The "Use elevated privileges" in UNIX tab of the Target Account triggers to fail the change password. Also, what is each item of the Privilege Elevation settings mean in the target account >> UNIX tab that is UNIX target application connector?
Environment
Privileged Access Manager, all versions
Resolution
Check the account can run the passwd command via accessing the target server by emulator. If the account does not have the permission about that, it should fail to change the password. After giving an appropriate permission to the account and complete to check if it works, try to change the password via PAM.
It is necessary that the target account have the permission to run the command on the target server.

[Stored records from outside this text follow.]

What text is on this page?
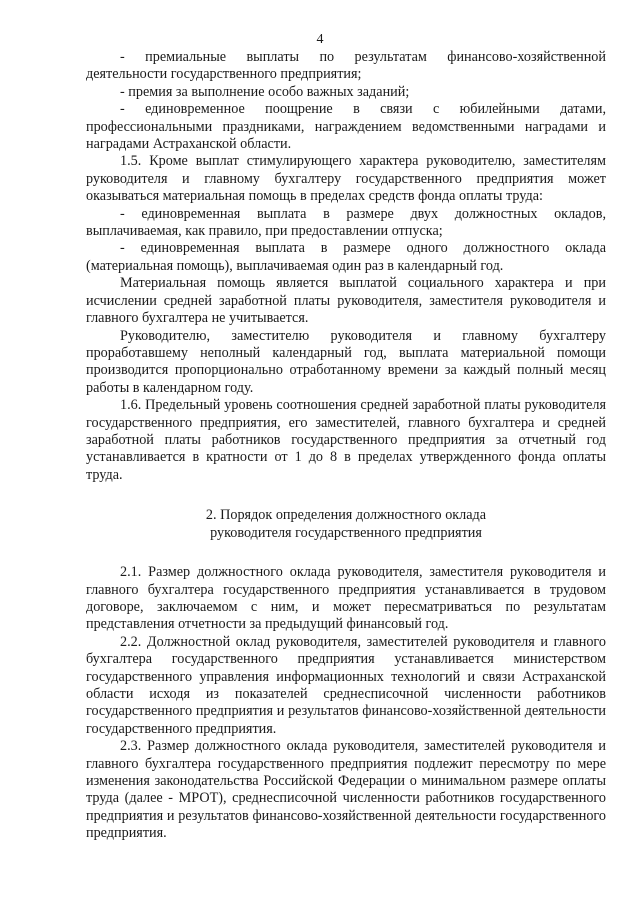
4

- премиальные выплаты по результатам финансово-хозяйственной деятельности государственного предприятия;

- премия за выполнение особо важных заданий;

- единовременное поощрение в связи с юбилейными датами, профессиональными праздниками, награждением ведомственными наградами и наградами Астраханской области.

1.5. Кроме выплат стимулирующего характера руководителю, заместителям руководителя и главному бухгалтеру государственного предприятия может оказываться материальная помощь в пределах средств фонда оплаты труда:

- единовременная выплата в размере двух должностных окладов, выплачиваемая, как правило, при предоставлении отпуска;

- единовременная выплата в размере одного должностного оклада (материальная помощь), выплачиваемая один раз в календарный год.

Материальная помощь является выплатой социального характера и при исчислении средней заработной платы руководителя, заместителя руководителя и главного бухгалтера не учитывается.

Руководителю, заместителю руководителя и главному бухгалтеру проработавшему неполный календарный год, выплата материальной помощи производится пропорционально отработанному времени за каждый полный месяц работы в календарном году.

1.6. Предельный уровень соотношения средней заработной платы руководителя государственного предприятия, его заместителей, главного бухгалтера и средней заработной платы работников государственного предприятия за отчетный год устанавливается в кратности от 1 до 8 в пределах утвержденного фонда оплаты труда.

2. Порядок определения должностного оклада

руководителя государственного предприятия

2.1. Размер должностного оклада руководителя, заместителя руководителя и главного бухгалтера государственного предприятия устанавливается в трудовом договоре, заключаемом с ним, и может пересматриваться по результатам представления отчетности за предыдущий финансовый год.

2.2. Должностной оклад руководителя, заместителей руководителя и главного бухгалтера государственного предприятия устанавливается министерством государственного управления информационных технологий и связи Астраханской области исходя из показателей среднесписочной численности работников государственного предприятия и результатов финансово-хозяйственной деятельности государственного предприятия.

2.3. Размер должностного оклада руководителя, заместителей руководителя и главного бухгалтера государственного предприятия подлежит пересмотру по мере изменения законодательства Российской Федерации о минимальном размере оплаты труда (далее - МРОТ), среднесписочной численности работников государственного предприятия и результатов финансово-хозяйственной деятельности государственного предприятия.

- Use elevated privileges The command will be run by using sudo command. It is necessary for the account that has the permission to run the sudo command WITHOUT password. It is controlled by the linux OS side. The visudo command can set the configuration. Add like the below line at the bottom of the configuration screen.
<account name> ALL=(ALL) NOPASSWD: ALL
- Use elevated privileges with authentication The command will be run by using sudo command. It is necessary for the account that has the permission to run the sudo command WITH password. It is controlled by the linux OS side. The visudo command can set the configuration. Add like the below line at the bottom of the configuration screen.
<account name> ALL=(ALL) ALL
- This account is a root account If the account is the root account, select this switch.